Given the limitations of operating a concept like this in LA, owner Masato Sato decided to split the space into one large cooking area and the other into a dozen or so wooden stalls where customers can order ramen, grilled yakitori, oden, sushi, karaage, beer, and sake through a QR code. Servers then deliver food right to the table from the nine different “stalls” as soon as they’re finished. Sato says he was inspired by the yokocho in Shibuya, Daimon, Bunka, and Aoba, among others in the Japanese megacity. And prices are as reasonable as one would expect in Tokyo.
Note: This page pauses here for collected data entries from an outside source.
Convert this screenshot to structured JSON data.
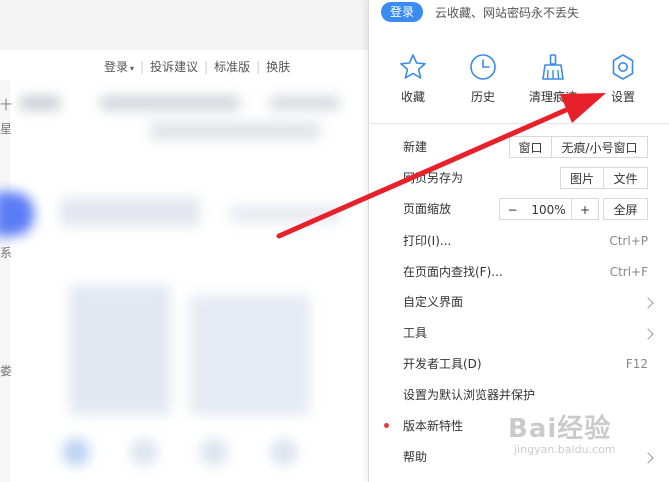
{
  "background": {
    "toplinks": {
      "login": "登录",
      "feedback": "投诉建议",
      "standard": "标准版",
      "skin": "换肤"
    },
    "side_chars": [
      "十",
      "星",
      "系",
      "娄"
    ]
  },
  "menu": {
    "login_button": "登录",
    "login_tip": "云收藏、网站密码永不丢失",
    "tools": [
      {
        "label": "收藏",
        "icon": "star-icon"
      },
      {
        "label": "历史",
        "icon": "clock-icon"
      },
      {
        "label": "清理痕迹",
        "icon": "broom-icon"
      },
      {
        "label": "设置",
        "icon": "gear-icon"
      }
    ],
    "new": {
      "label": "新建",
      "window": "窗口",
      "private_window": "无痕/小号窗口"
    },
    "save_as": {
      "label": "网页另存为",
      "image": "图片",
      "file": "文件"
    },
    "zoom": {
      "label": "页面缩放",
      "minus": "−",
      "value": "100%",
      "plus": "+",
      "fullscreen": "全屏"
    },
    "print": {
      "label": "打印(I)...",
      "shortcut": "Ctrl+P"
    },
    "find": {
      "label": "在页面内查找(F)...",
      "shortcut": "Ctrl+F"
    },
    "customize": {
      "label": "自定义界面"
    },
    "tools_menu": {
      "label": "工具"
    },
    "devtools": {
      "label": "开发者工具(D)",
      "shortcut": "F12"
    },
    "default_browser": {
      "label": "设置为默认浏览器并保护"
    },
    "whats_new": {
      "label": "版本新特性"
    },
    "help": {
      "label": "帮助"
    }
  },
  "watermark": {
    "brand": "Bai经验",
    "url": "jingyan.baidu.com"
  },
  "colors": {
    "accent": "#3b8cf0",
    "icon_blue": "#3a8be6",
    "arrow": "#e8202a",
    "new_dot": "#e04040"
  }
}
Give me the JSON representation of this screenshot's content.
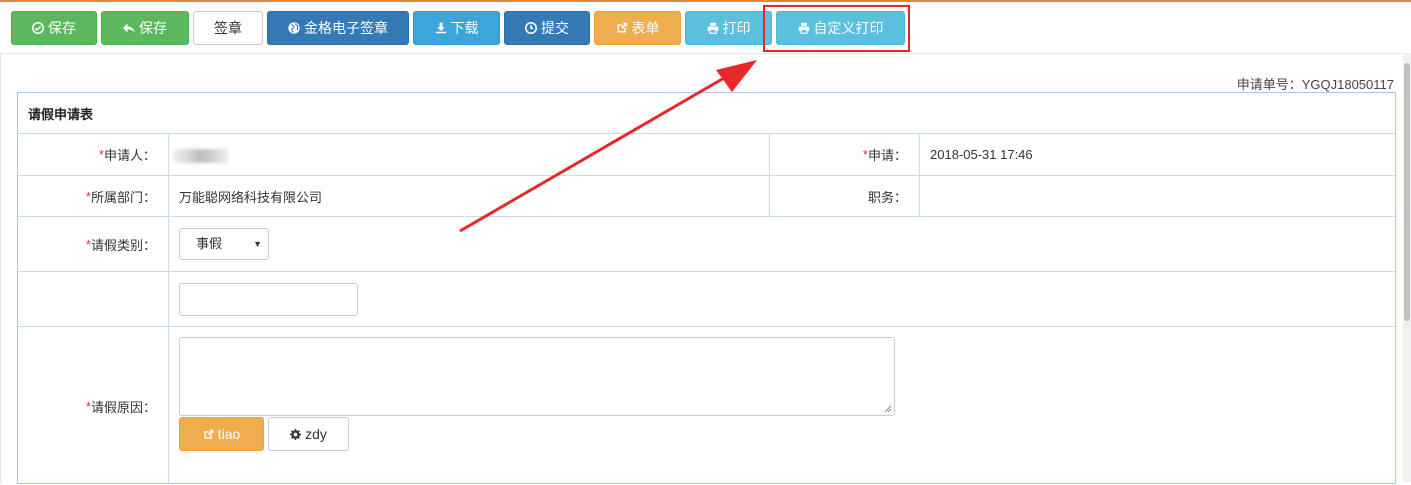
{
  "toolbar": {
    "buttons": [
      {
        "label": "保存",
        "icon": "check-circle-icon"
      },
      {
        "label": "保存",
        "icon": "reply-icon"
      },
      {
        "label": "签章",
        "icon": ""
      },
      {
        "label": "金格电子签章",
        "icon": "globe-icon"
      },
      {
        "label": "下载",
        "icon": "download-icon"
      },
      {
        "label": "提交",
        "icon": "clock-icon"
      },
      {
        "label": "表单",
        "icon": "external-link-icon"
      },
      {
        "label": "打印",
        "icon": "printer-icon"
      },
      {
        "label": "自定义打印",
        "icon": "printer-icon"
      }
    ]
  },
  "request_number": "申请单号：YGQJ18050117",
  "form": {
    "title": "请假申请表",
    "applicant_label": "申请人：",
    "apply_time_label": "申请：",
    "apply_time_value": "2018-05-31 17:46",
    "department_label": "所属部门：",
    "department_value": "万能聪网络科技有限公司",
    "position_label": "职务：",
    "leave_type_label": "请假类别：",
    "leave_type_value": "事假",
    "leave_reason_label": "请假原因：",
    "required_mark": "*",
    "tiao_button": "tiao",
    "zdy_button": "zdy"
  },
  "colors": {
    "annotation_red": "#e62828",
    "top_border": "#e8852f",
    "table_border": "#a9c8e6"
  }
}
The torishin (chicken skewer) menu offers grilled chicken thighs, skin, gizzards, meatballs, and vegetables for around $3 to $4 a stick. The more general izakaya menu has grilled skirt steak ($15), grilled pork with kimchi ($12), beef tendon with ponzu sauce ($8), and squid with natto ($7.50). A sushi section prepares assorted sashimi, a mini bara chirashi bowl ($15), cut maki rolls, and assorted nigiri. Tempura options include king crab, shrimp, and shiitake mushrooms. Karaage includes chicken thighs, gizzards, and even deep-fried pork shoulder.

Friday and Saturday nights introduce a special oden section of boiled fish cakes, eggs, and daikon radish pieces. The ramen section uses a chicken broth with miso, spicy miso, soy, and salt (shio) options. A few dessert picks like mochi malls, matcha ice cream, and coffee jello round out the sweet dishes. To drink, there are Sapporo pitchers on draft, plus Orion, Kirin, and Asahi by the bottle; plenty of shochu by the bottle; some fruity cocktails, umeshu, and craft sake by the bottle.

While going so broad with this many Japanese street dishes means that Torrance Yokocho doesn’t quite have the chance to specialize, the sheer variety and distinct ambience, plus its location on the edge of Rolling Hills and Palos Verdes, should give South Bay denizens a solid new destination for izakaya fare.

Torrance Yokocho is located at 2589 Pacific Coast Hwy, Torrance, CA 90505 and is open from 6 p.m. to 12 a.m. Monday to Saturday (with 11:30 p.m. last call). Closed Sundays.